Wonder if they got a bulk discount.” He picks it up and turns it over in his hands, taking in the figure’s rotund buttocks.

“Looks like my ex.” He’s started to place it back on the pedestal when the head half comes off, bobbing on a hinge at the back of its neck.

He peers inside the hollow body before snapping it shut again.

“What did they need Connor for?”

“Fuck all. I just got the feeling you wanted him gone.”

He smiles conspiratorially, and I can’t help but smile back.

“What were you two talking about?” he asks.

“Greer.”

“You don’t have to say anything if you don’t want to, but if you’d like someone to listen…

” He crosses the room and sinks down next to me.

“I’m not a licensed social worker or anything, but I’ve been told I’m pretty good at saying things like, ‘Oh, that bitch!’ and ‘No, she fucking didn’t! ’ at the appropriate times.”

I shouldn’t trust anyone, not after what happened with the minister’s wife, but I want so desperately to share my problems. Zach watches me with powder-blue eyes not all that dissimilar from my dad’s, not all that dissimilar from mine.

If I can’t trust him, someone who’s been through almost the exact same ordeal, then who can I trust?

I collapse back against the mattress, staring at the exposed rafters, and out come all the grievances that’ve been building up since the arrest, ending with how Greer abandoned me after cashing in on my familial trauma.

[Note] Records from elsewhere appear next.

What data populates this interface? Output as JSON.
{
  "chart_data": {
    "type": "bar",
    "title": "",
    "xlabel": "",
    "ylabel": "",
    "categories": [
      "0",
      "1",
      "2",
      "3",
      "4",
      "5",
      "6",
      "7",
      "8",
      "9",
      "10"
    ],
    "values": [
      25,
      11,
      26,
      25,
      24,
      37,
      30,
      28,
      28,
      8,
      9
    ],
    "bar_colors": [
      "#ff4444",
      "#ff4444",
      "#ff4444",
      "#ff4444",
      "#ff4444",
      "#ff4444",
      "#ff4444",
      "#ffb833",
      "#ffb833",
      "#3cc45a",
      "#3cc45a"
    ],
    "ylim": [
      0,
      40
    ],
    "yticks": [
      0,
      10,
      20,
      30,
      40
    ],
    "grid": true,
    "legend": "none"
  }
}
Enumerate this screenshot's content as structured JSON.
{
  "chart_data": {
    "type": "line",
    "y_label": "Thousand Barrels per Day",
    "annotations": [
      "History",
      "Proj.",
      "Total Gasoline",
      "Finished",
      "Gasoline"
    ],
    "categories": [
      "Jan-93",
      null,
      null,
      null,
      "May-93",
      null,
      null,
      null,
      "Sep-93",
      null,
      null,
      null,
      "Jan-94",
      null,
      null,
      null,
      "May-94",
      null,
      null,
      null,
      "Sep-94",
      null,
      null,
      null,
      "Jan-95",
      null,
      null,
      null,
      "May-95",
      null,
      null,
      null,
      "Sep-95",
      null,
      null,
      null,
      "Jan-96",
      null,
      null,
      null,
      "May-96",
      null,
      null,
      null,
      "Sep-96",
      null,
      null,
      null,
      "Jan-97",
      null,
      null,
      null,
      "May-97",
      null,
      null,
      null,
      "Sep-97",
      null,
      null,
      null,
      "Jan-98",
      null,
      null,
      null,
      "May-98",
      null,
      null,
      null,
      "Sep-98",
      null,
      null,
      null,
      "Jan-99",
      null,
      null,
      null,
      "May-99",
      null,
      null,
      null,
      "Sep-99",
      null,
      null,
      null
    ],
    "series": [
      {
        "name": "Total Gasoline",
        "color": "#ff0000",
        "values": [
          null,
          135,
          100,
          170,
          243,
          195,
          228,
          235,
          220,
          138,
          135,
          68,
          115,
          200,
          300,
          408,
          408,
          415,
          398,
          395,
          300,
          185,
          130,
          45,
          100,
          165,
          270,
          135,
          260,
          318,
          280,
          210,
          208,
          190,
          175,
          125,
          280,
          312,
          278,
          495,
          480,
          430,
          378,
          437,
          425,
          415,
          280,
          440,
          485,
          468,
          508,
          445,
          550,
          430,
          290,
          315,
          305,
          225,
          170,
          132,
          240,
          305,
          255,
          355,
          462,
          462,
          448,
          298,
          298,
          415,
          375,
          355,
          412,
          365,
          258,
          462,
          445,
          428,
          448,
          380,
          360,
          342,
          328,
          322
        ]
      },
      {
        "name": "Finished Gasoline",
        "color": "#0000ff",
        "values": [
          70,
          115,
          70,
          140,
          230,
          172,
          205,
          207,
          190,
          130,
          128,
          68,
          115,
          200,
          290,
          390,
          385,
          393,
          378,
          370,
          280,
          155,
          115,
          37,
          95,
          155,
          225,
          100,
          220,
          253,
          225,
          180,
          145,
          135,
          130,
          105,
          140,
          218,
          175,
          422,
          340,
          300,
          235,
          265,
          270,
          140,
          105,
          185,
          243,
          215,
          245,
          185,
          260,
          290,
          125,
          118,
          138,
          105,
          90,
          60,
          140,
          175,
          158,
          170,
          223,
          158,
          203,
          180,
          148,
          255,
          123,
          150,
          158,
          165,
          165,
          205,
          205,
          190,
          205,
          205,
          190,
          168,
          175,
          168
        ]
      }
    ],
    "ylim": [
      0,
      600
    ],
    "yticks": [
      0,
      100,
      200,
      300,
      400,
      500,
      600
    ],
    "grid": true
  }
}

“The thing is, if she’d just texted me afterward, explained that we couldn’t talk because of her father’s hearing, I would’ve been frustrated, but I would’ve understood. Instead, she disappeared when I needed her the most.”

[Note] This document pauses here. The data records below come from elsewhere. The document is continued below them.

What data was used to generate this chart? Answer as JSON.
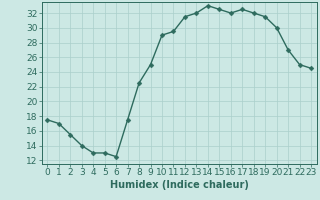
{
  "x": [
    0,
    1,
    2,
    3,
    4,
    5,
    6,
    7,
    8,
    9,
    10,
    11,
    12,
    13,
    14,
    15,
    16,
    17,
    18,
    19,
    20,
    21,
    22,
    23
  ],
  "y": [
    17.5,
    17,
    15.5,
    14,
    13,
    13,
    12.5,
    17.5,
    22.5,
    25,
    29,
    29.5,
    31.5,
    32,
    33,
    32.5,
    32,
    32.5,
    32,
    31.5,
    30,
    27,
    25,
    24.5
  ],
  "line_color": "#2e6b5e",
  "marker": "D",
  "markersize": 2.5,
  "bg_color": "#cce8e4",
  "grid_color": "#aacfcb",
  "xlabel": "Humidex (Indice chaleur)",
  "xlabel_fontsize": 7,
  "ylabel_ticks": [
    12,
    14,
    16,
    18,
    20,
    22,
    24,
    26,
    28,
    30,
    32
  ],
  "xlim": [
    -0.5,
    23.5
  ],
  "ylim": [
    11.5,
    33.5
  ],
  "tick_fontsize": 6.5,
  "linewidth": 1.0
}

The mattress dips as he repositions himself. “Oh, that bitch.”

The corner of my mouth quirks up, but that’s all I can manage. “I assumed she’d be coming this weekend.”

“You really want to see her again?”

I grab the nearest pillow, clutch it against my chest. “I thought she was my friend.” The words come out pitifully small.

Zach stares out the window, deep in thought, before finally saying, “Look, I’m not going to tell you how to live your life, but if she shows up this weekend, I think you need to hold her accountable for what she’s done.

Tell her how the show’s impacted your life, how being abandoned made you feel.

Again, it’s up to you, and I’m more than happy to act as a human wall between the two of you if you want—” He extends his arms and shifts from side to side, demonstrating his wall potential.

“But I really think you owe it to yourself. I haven’t known you for long, but I know you deserve better than all this. ”

Do I? I recall the first interview I filmed for To Catch a Killer, sitting at my kitchen table.

“I keep coming back to the same conclusion,” I’d said.

“If I hadn’t invited her to spend summer vacation with me, Claire never would’ve come here.

She never would’ve left the house that night, never would’ve been snatched by the Ellicott Creek Ripper.

Really—” Here, I swallowed, not wanting to say the next part in front of the camera but forcing myself to anyway. “Really, I’m the reason she’s dead.”

When I watched it on television, with the ominous soundtrack and immediate cut to black, it all seemed overly dramatic. But that didn’t make my statement any less true: If Claire Tenenbaum had never met me, she would still be alive.

I don’t have a chance to tell him any of this, though, because at that moment, Ros’s drawl comes booming up the stairs. “Let’s go, everyone! Bonfire ceremony’s starting!”